A history of neglect and privatisation
Across the UK, public transport has been deregulated and privatised under policies originating in the 1980s. However, London was treated as a special case, unique in having a government body responsible for public transport: Transport for London. The city also tends to have far cheaper public transport than the rest of the country and far higher levels of per capita funding from public sources.
“It is perverse that the wealthiest and most densely populated region of the country has retained a regulated public transport system with high levels of public funding and low prices, whilst poorer more rural areas have deregulated, privatised and expensive public transport,” writes Patrick Gill-Tiney, a fixed-term college lecturer in politics at St John’s College, Oxford.
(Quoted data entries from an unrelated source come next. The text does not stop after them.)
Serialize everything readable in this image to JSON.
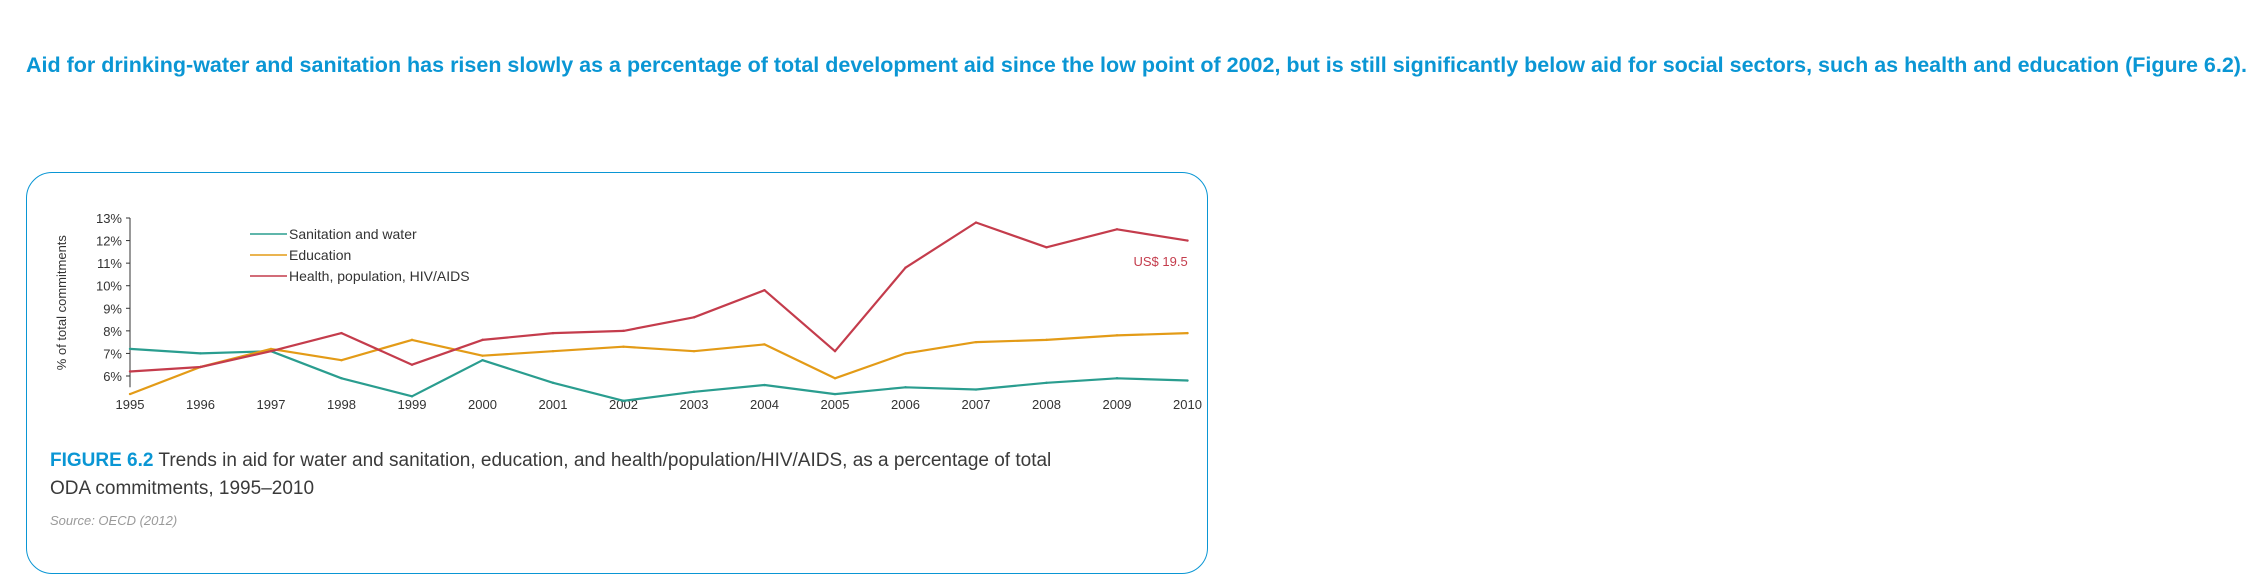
{
  "intro_text": "Aid for drinking-water and sanitation has risen slowly as a percentage of total development aid since the low point of 2002, but is still significantly below aid for social sectors, such as health and education (Figure 6.2).",
  "caption": {
    "label": "FIGURE 6.2",
    "line1": " Trends in aid for water and sanitation, education, and health/population/HIV/AIDS, as a percentage of total",
    "line2": "ODA commitments, 1995–2010"
  },
  "source": "Source: OECD (2012)",
  "colors": {
    "accent": "#0a96d4",
    "sanitation": "#2a9d8f",
    "education": "#e39b17",
    "health": "#c43c4c"
  },
  "chart_data": {
    "type": "line",
    "ylabel": "% of total commitments",
    "ylim": [
      5.5,
      13
    ],
    "yticks": [
      "6%",
      "7%",
      "8%",
      "9%",
      "10%",
      "11%",
      "12%",
      "13%"
    ],
    "x": [
      "1995",
      "1996",
      "1997",
      "1998",
      "1999",
      "2000",
      "2001",
      "2002",
      "2003",
      "2004",
      "2005",
      "2006",
      "2007",
      "2008",
      "2009",
      "2010"
    ],
    "series": [
      {
        "name": "Sanitation and water",
        "color": "#2a9d8f",
        "values": [
          7.2,
          7.0,
          7.1,
          5.9,
          5.1,
          6.7,
          5.7,
          4.9,
          5.3,
          5.6,
          5.2,
          5.5,
          5.4,
          5.7,
          5.9,
          5.8
        ]
      },
      {
        "name": "Education",
        "color": "#e39b17",
        "values": [
          5.2,
          6.4,
          7.2,
          6.7,
          7.6,
          6.9,
          7.1,
          7.3,
          7.1,
          7.4,
          5.9,
          7.0,
          7.5,
          7.6,
          7.8,
          7.9
        ]
      },
      {
        "name": "Health, population, HIV/AIDS",
        "color": "#c43c4c",
        "values": [
          6.2,
          6.4,
          7.1,
          7.9,
          6.5,
          7.6,
          7.9,
          8.0,
          8.6,
          9.8,
          7.1,
          10.8,
          12.8,
          11.7,
          12.5,
          12.0
        ]
      }
    ],
    "annotations": [
      {
        "text": "US$ 19.5",
        "x": "2010",
        "y": 11.1,
        "color": "#c43c4c"
      }
    ],
    "legend_position": "top-left"
  }
}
In terms of public money spent on transport in the different regions of the UK, London has for many years received the most. In 2017, for example, the figure was £944 per person, followed by Scotland at £618.
Conversely, the East Midlands received just £220, the North East £291 and Northern Ireland £302. More than 50% of the UK’s public money spent on transport is on the railways, 43.7% of which went to the capital (more than the city’s contribution to gross domestic product, which sits at about 25%, while the city accounts for just 13.4% of the UK population).
Explaining these patterns is difficult. “It is in part a feature of devolved government,” writes Gill-Tiney.
“Public spending on transport in Scotland is high because the Scottish Government has chosen to fund it at higher levels than the rest of the country,” he explains.
This accounts for some of the differences, but far from all, as local geographic and historic context also come into play. Northern Ireland, for example, never had as dense a railway network as the rest of the UK as railway construction started much later.
However, whichever region is scrutinised, one point is clear: transport needs public spending. “If public transport requires support in London, the wealthiest and most densely populated region, then it is entirely fanciful to think that private initiatives will make up the deficit in the rest of the country,” says Gill-Tiney.
Focus on the UK’s leading tier-two cities
The UK faces many socioeconomic challenges – as all countries do – but a core problem that successive governments have inadequately addressed, or ignored, is that London is too big, or to put it another way, the rest of the UK’s cities are too small.
Instead of continuing to pour public money into London, which widens that gap with all the others, would it not make more sense to bring parity to the other large cities in the country?
“The idea of a Northern Powerhouse is a sensible one – the conurbations of Liverpool, Manchester, Leeds and Sheffield have populations roughly equal to that of London, but are isolated by woeful roads and rail links,” says Gill-Tiney.
An ambitious series of infrastructure projects to develop new transport links would undoubtedly improve the economies of all four cities (which are major economic players, especially as a bloc) through the attraction of more private investment and the reduction of north-to-south migration, which disproportionately leads to the young and educated leaving for the bright lights of London.
“The prospect of a Northern Powerhouse Rail that develops new east-west train links is welcome, but needs to be backed fully [and] be based around significant and permanent increases in public spending on transport outside of London,” argues Gill-Tiney.
In any case, today’s state of affairs serves as an embarrassing and daily reminder of the UK’s gaping (public transport) infrastructure gap between London and the rest of the country. How can any levelling up agenda be taken seriously if these issues are not redressed?